Keep Your Accounting Records
Client often ask us which accounting documents they should keep. The general rule is that Canadians who file their income tax and benefit returns electronically, or who do not file information slips and receipts with their paper-filed returns, should keep their tax records on hand in case they are contacted by the Canada Revenue Agency (CRA) for 7 years.
After returns are filed, the CRA verifies the income reported, as well as the credits and deductions claimed. Reviewing filed returns is essential to protecting the integrity of Canada’s self-assessment tax system and to ensuring that Canadians pay their taxes. For the 2008 tax year, about 2.4 million individual returns were reviewed.

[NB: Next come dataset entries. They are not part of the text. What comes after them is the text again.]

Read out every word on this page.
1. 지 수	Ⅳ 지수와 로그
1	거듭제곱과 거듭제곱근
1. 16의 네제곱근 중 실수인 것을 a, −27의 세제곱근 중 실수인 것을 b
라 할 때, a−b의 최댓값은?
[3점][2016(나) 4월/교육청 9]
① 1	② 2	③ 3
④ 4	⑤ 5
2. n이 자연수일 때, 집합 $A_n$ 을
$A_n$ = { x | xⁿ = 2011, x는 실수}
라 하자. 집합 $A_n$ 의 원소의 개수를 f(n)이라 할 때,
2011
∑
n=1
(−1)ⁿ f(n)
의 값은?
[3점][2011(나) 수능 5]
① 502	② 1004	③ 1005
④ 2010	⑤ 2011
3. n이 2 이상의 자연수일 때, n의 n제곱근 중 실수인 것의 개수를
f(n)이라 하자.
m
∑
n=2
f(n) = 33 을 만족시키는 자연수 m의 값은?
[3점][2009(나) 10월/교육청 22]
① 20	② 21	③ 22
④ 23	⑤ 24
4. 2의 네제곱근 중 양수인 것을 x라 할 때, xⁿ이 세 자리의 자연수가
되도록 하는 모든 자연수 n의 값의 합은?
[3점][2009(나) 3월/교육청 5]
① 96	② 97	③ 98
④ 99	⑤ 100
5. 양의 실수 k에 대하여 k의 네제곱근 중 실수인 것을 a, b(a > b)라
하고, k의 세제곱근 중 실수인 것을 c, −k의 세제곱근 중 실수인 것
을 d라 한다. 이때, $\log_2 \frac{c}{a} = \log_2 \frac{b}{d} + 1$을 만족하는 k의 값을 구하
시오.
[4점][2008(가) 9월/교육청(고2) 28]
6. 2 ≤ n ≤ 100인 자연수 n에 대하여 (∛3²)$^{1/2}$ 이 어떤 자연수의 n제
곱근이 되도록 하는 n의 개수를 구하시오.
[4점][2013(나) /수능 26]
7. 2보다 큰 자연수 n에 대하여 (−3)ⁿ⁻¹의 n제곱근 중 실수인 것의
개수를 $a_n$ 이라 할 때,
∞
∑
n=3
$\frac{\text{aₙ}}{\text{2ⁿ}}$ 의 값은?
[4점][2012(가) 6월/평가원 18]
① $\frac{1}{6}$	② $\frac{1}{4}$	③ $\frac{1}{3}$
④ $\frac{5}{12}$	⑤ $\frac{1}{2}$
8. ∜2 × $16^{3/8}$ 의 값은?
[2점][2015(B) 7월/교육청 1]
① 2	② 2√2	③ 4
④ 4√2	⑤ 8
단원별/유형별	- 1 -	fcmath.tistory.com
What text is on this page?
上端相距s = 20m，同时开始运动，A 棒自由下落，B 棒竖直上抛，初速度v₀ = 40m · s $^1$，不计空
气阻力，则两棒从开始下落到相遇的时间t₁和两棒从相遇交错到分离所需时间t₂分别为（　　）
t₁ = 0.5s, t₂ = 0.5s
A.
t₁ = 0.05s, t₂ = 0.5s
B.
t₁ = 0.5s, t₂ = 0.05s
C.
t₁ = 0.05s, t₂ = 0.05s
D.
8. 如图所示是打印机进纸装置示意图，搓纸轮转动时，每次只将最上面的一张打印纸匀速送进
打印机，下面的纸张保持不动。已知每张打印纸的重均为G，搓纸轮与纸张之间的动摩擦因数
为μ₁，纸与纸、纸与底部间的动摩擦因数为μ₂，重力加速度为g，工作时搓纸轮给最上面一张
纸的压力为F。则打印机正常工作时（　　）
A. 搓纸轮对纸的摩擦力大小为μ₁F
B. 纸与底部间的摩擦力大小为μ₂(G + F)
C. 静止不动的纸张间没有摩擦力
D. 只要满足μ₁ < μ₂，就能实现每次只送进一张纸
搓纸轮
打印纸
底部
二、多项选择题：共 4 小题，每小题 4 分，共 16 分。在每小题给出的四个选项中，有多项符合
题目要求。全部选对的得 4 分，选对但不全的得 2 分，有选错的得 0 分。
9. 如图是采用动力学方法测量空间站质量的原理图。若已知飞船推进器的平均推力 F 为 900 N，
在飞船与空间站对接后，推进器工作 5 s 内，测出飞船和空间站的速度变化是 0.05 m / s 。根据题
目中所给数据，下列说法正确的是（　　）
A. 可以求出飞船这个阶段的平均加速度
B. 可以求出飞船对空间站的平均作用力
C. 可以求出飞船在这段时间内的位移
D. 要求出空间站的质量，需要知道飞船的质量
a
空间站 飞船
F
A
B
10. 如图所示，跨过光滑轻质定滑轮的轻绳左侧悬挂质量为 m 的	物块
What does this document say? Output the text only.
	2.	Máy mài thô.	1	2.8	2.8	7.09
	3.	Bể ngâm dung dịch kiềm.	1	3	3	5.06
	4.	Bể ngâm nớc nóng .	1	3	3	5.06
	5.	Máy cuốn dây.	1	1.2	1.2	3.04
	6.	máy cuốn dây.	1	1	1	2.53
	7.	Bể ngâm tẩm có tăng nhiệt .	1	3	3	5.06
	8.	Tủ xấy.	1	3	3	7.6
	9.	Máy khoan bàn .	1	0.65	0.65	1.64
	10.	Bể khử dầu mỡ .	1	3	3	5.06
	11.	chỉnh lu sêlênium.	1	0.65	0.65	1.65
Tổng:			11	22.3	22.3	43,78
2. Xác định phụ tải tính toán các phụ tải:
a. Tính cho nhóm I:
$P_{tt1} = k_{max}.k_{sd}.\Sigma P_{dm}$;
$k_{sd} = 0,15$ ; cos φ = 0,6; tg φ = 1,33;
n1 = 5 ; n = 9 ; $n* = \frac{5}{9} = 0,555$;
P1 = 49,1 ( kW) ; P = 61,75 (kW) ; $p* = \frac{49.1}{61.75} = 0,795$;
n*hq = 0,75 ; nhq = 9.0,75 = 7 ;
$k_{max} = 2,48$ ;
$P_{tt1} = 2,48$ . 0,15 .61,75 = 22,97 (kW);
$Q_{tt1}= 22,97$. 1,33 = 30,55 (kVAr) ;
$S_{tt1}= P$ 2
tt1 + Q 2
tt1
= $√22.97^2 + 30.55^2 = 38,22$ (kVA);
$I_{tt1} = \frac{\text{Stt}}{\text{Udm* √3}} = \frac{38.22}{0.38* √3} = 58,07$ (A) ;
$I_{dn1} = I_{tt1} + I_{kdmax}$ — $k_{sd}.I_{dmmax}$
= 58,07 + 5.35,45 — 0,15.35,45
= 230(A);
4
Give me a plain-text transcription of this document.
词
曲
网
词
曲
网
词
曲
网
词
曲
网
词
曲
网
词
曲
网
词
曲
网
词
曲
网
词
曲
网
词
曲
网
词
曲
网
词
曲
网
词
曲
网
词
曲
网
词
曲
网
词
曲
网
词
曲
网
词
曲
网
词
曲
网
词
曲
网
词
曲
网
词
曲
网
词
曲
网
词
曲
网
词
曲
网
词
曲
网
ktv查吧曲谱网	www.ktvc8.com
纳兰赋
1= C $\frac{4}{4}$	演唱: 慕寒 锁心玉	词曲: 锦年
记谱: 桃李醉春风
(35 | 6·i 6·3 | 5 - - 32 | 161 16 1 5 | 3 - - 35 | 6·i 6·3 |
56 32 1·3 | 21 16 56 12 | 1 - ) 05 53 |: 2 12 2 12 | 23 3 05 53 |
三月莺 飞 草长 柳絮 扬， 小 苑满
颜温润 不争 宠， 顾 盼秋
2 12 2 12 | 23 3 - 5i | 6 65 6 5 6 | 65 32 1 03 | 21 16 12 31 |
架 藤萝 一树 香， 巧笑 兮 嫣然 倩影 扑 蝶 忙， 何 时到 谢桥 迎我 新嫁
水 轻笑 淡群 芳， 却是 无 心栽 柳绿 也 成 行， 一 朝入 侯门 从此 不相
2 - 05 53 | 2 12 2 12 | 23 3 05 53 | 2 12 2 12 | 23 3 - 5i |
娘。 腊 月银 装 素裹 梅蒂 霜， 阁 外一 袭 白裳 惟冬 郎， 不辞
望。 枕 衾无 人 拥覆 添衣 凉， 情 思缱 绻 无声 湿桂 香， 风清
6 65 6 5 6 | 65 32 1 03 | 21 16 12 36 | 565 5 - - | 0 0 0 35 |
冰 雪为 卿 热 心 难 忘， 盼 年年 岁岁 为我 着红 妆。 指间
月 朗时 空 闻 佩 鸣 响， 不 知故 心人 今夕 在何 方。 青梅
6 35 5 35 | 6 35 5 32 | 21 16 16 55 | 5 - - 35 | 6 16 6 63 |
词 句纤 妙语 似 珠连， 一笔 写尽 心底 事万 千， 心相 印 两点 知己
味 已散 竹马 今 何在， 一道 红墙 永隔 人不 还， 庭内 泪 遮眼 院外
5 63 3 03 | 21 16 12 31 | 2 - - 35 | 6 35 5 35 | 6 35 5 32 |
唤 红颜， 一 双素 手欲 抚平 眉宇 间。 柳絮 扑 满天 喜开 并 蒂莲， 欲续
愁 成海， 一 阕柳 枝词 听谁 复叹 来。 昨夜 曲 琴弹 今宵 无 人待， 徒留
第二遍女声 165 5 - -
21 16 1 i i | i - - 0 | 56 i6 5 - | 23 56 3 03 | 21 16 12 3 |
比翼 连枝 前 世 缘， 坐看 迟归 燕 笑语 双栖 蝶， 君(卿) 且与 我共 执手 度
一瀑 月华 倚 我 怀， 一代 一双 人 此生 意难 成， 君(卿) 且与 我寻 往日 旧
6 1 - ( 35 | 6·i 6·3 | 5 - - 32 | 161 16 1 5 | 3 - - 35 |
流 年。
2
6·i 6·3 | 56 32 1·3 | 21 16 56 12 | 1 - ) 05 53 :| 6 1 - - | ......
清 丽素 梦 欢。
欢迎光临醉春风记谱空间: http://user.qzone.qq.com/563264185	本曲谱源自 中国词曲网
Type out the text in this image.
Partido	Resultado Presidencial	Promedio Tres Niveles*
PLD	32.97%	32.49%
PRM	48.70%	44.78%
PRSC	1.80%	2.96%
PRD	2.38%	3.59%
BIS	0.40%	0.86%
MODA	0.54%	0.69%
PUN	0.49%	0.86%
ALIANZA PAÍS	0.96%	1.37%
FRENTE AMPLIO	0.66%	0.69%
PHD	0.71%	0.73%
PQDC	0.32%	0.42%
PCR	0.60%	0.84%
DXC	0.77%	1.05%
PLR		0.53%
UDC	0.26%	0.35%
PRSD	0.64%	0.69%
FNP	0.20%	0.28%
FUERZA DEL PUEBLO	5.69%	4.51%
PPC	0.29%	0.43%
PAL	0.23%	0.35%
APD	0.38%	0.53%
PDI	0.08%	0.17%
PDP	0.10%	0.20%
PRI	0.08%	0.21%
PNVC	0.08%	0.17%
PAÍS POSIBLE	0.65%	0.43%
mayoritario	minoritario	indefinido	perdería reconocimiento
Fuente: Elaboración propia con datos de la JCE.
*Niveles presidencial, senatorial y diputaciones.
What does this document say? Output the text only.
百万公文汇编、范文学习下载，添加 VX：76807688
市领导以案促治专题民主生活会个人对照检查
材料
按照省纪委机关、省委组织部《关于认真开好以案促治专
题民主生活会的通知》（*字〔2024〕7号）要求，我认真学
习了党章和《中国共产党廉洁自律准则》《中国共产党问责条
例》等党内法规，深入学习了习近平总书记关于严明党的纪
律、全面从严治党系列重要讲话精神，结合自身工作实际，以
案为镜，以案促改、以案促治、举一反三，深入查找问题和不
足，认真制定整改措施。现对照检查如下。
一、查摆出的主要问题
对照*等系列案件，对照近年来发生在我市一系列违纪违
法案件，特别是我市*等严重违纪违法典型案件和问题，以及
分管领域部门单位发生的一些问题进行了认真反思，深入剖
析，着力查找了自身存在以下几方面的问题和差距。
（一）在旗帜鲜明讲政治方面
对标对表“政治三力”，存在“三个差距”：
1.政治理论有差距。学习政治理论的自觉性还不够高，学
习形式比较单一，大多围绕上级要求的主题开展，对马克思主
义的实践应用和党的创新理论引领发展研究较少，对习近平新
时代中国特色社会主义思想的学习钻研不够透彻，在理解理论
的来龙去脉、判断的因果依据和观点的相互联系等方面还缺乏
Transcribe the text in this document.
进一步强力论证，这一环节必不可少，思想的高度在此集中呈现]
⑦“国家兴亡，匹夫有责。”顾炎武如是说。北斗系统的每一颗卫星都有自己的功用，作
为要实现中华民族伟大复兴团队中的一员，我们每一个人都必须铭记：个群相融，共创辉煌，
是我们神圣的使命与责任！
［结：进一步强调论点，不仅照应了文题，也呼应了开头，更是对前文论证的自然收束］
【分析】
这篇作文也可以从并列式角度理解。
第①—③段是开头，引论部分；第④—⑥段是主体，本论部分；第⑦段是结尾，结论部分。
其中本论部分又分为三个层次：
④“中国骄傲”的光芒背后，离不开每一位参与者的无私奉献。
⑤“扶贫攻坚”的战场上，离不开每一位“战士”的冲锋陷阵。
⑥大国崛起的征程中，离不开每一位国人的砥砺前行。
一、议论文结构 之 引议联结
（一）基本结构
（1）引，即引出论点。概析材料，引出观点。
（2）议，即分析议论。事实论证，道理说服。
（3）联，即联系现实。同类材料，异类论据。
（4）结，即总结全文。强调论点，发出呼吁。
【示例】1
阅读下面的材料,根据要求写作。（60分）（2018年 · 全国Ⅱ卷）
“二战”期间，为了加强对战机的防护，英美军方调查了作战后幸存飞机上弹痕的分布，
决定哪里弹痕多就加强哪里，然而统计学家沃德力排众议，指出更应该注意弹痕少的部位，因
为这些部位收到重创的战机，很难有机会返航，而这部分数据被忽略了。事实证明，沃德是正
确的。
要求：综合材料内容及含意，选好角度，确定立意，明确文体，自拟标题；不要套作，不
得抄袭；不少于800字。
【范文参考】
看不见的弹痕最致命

Some of the first reviews of deductions and credits are done when the returns are filed, and before taxpayers receive their notices of assessment. However, most reviews take place later in the year, as the CRA works to verify the information on an individual’s return and compares it with the information provided by other parties, such as employers, spouses, or common-law partners.
During this review process, the CRA may contact taxpayers to ask for more information on income sources or dependants. We may also request copies of receipts or information slips to support claims related to:
- medical expenses;
- charitable donations;
- child care expenses;
- spousal or child support payments;
- moving expenses;
- the home renovation tax credit; or
- registered retirement savings plan contributions
In addition, the CRA may ask you to support your claim by providing proof of payment in the form of cancelled cheques, bank statements, or other documentation.
Keeping your records on hand makes it easier to respond to these requests. It will also help you explain your tax and benefit situation to the CRA if you do not agree with your assessment or reassessment.
Receiving a request for receipts or documentation does not mean you are being audited by the CRA. When an individual is selected for an audit, the CRA tells them that their tax and benefit situation is being reviewed and calls to arrange a meeting to begin the audit.